Du coup Daphné a pris l’habitude d’être… absente.

Et l’absente accepte et cautionne l’absence. Pourquoi ?

C’est l’histoire d’une enfant, parce qu’il lui semblait évident qu’à l’âge des enfants on ne lui laissa jamais la parole. Et quand je dis « jamais la parole » j’entends qu’on ne lui laissa pas non plus les désirs qui la couvent. Un jour à l’école -elle se souviendra- un jour à l’école il y avait un exercice de grammaire. Le texte était un extrait des Misérables de Victor Hugo. Elle a dit à l’enseignante qu’elle ne voulait pas attendre pour lire cette chose là parce que à ce moment les lignes écrites lui apprenaient sur elle. Le visage s’est tourné, trop compliqué. Les parents aussi avaient peur que tout soit trop compliqué.

Aujourd’hui admettons que « Je » soit Daphné, « Je » est un cancre. On le lui dit. On lui fait même apprendre le poème de Prévert. On lui fait apprendre par cœur. « Je » apprend avec le cœur, avant qu’elle ait pu être autre chose. Comme sa mère avant elle (c’est cela qu’il faut savoir) et comme la mère de sa mère avant elle, et comme l’arrière grand-mère en fin de compte… La « honte d’être » avant tout, avant la vie elle-même. « Cancre » Daphné apprend à le revendiquer très tôt.

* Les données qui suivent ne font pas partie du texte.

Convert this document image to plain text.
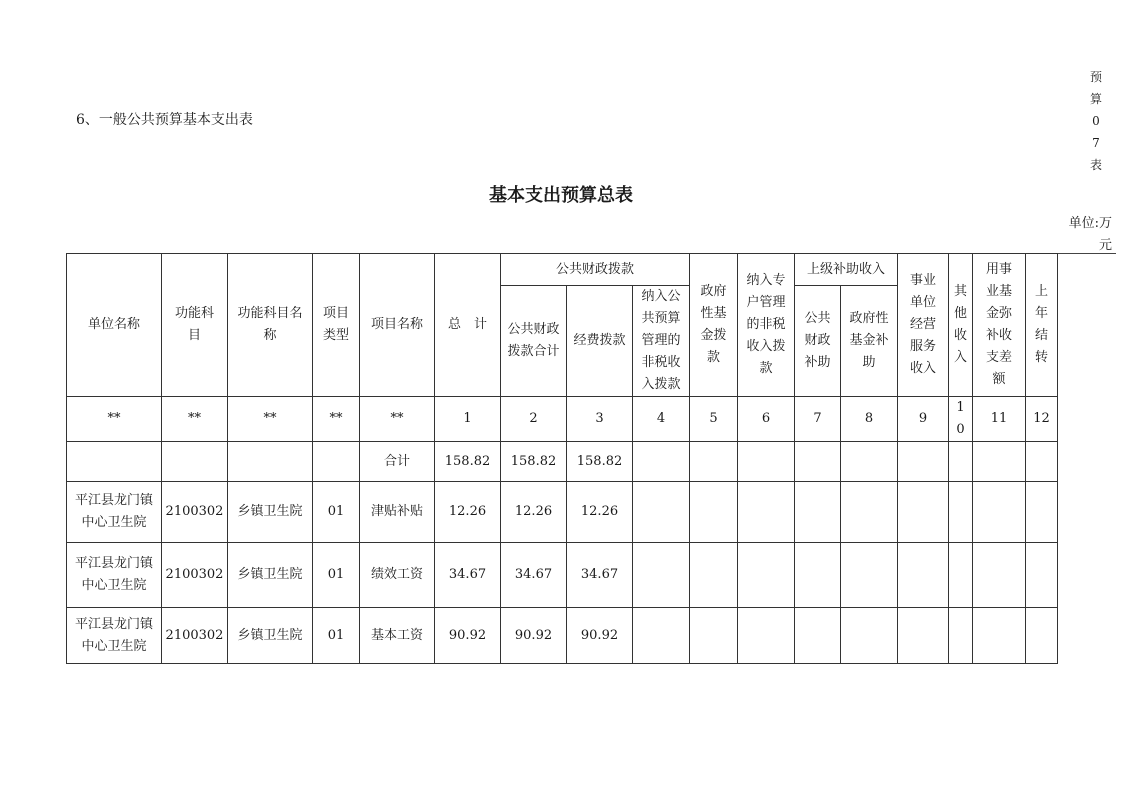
6、一般公共预算基本支出表
预
算
0
7
表
基本支出预算总表
单位:万
元
单位名称	功能科目	功能科目名称	项目类型	项目名称	总　计	公共财政拨款			政府性基金拨款	纳入专户管理的非税收入拨款	上级补助收入		事业单位经营服务收入	其他收入	用事业基金弥补收支差额	上年结转

						公共财政拨款合计	经费拨款	纳入公共预算管理的非税收入拨款			公共财政补助	政府性基金补助				

**	**	**	**	**	1	2	3	4	5	6	7	8	9	10	11	12
				合计	158.82	158.82	158.82									
平江县龙门镇中心卫生院	2100302	乡镇卫生院	01	津贴补贴	12.26	12.26	12.26									
平江县龙门镇中心卫生院	2100302	乡镇卫生院	01	绩效工资	34.67	34.67	34.67									
平江县龙门镇中心卫生院	2100302	乡镇卫生院	01	基本工资	90.92	90.92	90.92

Très tôt, revendiquer ses défauts devient l’enjeu d’une survie. Très tôt déjà, la mère lui raconte que l’école est composée d’enseignants incompétents et qu’il faudra être patiente et courageuse pour rencontrer peut-être un jour « le professeur », celui qui peut-être te donnera la parole, la chance d’être. La chance de se comprendre,

soi pour les autres et les autres pour soi.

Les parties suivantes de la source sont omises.